Checking Your Accounts Frequently Can Hurt Investment Performance

Research has shown that, the more investors check their investment accounts, the more likely they are to want to tweak their portfolios, which typically leads to underperformance.1 It’s this type of emotional involvement with one’s investments that often leads to costly behavioral investing mistakes, such as panic selling near a market low, exuberant buying near a market top, chasing returns, or simply trying to time the market.

 

The same study found that investors who don’t regularly check their investment accounts generate higher returns because they are more likely to stick with their long-term investment strategy and less likely to make any forced errors.  What these investors seem to understand is that, while this month’s market performance or calamitous economic event may seem consequential to our lives at the moment, the impact on the markets and, therefore, our portfolio over the long-term is so minimal as to cause nothing more than a tiny blip on our long-term investment performance. That and the fact that there is nothing we can do to control which way the market moves tomorrow or next week, so why bother?

 

How to Gain Control Over Investment Performance

However, that is not to say there is nothing you can do to improve your investment performance. There are several aspects of investing you can control and actions you can take to reduce portfolio volatility, minimize risk, reduce investment costs and minimize taxes – all of which can lead to a better investment experience.

 

Create an investment plan to fit your needs and risk tolerance

If your investment expectations reside in the current performance of the markets, it probably means you have yet to clearly define your long-term financial objectives. For any long-term investment strategy to have the best opportunity for success, it must be based on a thorough assessment of your needs, priorities, investment preferences and your tolerance for risk. Goals must be quantified with measurable benchmarks; and, as in the case of planning for lifetime income sufficiency, they must account for actual needs, economic factors, and life’s uncertainties.
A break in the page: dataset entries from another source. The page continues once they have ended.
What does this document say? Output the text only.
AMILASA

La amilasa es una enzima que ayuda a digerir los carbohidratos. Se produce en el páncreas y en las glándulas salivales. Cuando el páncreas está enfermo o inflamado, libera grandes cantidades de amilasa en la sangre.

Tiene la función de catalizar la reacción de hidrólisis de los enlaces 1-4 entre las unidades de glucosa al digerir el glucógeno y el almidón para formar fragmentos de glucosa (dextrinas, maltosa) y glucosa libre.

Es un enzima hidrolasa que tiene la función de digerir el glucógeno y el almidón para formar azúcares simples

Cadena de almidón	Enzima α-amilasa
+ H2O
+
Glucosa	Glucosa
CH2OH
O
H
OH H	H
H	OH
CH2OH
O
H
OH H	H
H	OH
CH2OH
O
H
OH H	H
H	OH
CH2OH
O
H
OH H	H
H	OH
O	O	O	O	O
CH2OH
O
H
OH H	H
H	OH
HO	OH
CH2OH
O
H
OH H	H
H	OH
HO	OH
From there, you can expect your portfolio performance to keep you on the path to your desired destination without assuming any more risk than is necessary and with minimal costs.

 

Asset mix is critical to long-term investment returns

Central to any investment strategy is the long-term mix of assets in a portfolio. Based primarily on the premise that not all assets move in concert, and that some assets are more volatile than others, the purpose of asset allocation is to capture the benefits of diversification by investing in assets that have a low correlation to each other. The practice of asset allocation seeks to achieve the optimum mix of assets that will generate returns linked directly to your long-term investment objectives and risk profile. Because of the fundamental relationship between risk and return, the asset mix of your portfolio can have a significant impact on your long-term investment returns.

 

Broad diversification reduces risk

Broad diversification seeks to capture the returns of different types of investments over time but with less volatility at any one time. Since it is very difficult to reliably identify winners before the fact, the most prudent investment approach is to maintain broad diversification and consistent exposure within various asset classes. When your portfolio is properly diversified it can capture returns whenever and wherever they occur while managing the risk-return tradeoff according to your risk profile.  Because your portfolio values change, it would be important to review your portfolio annually to ensure it is maintaining the optimum level of diversification for your investment needs.

 

Reduce investment fees

Among the more heavily scrutinized aspects of investment management is the amount of fees charged.  The fact is, in the long-term performance of investment accounts, fees do matter; and the failure by investors, or their advisors, to select investment options that offer the optimal balance of performance potential and investment expenses could cost them tens of thousands of dollars over the course of 20 or 30 years.

 

$100,000 Invested Over 30 Years

Assumed 6.5% Annualized Return

3% Fee

$280,067

2% Fee

$370,453

1% Fee

$490,839

 

 

Minimize taxes

A sound investment strategy not only seeks to generate returns on your capital, it also seeks to preserve as much of your capital as possible to keep it working for you. One of the surest ways to preserve your capital is to reduce the amount of taxes you pay on investment income and gains. By incorporating tax-saving strategies into your investment plan, you can minimize the impact that taxes have on your long-term investment performance.

 

Taking advantage of tax-favored qualified retirement plans and the more favorable tax rates of long-term capital gains; avoiding mutual funds with high portfolio turnover in non-qualified accounts; diversifying your retirement income sources for optimum tax efficiency and minimizing required minimum distributions– are just some of the components of an effective tax strategy that can allow your money to grow faster and last longer.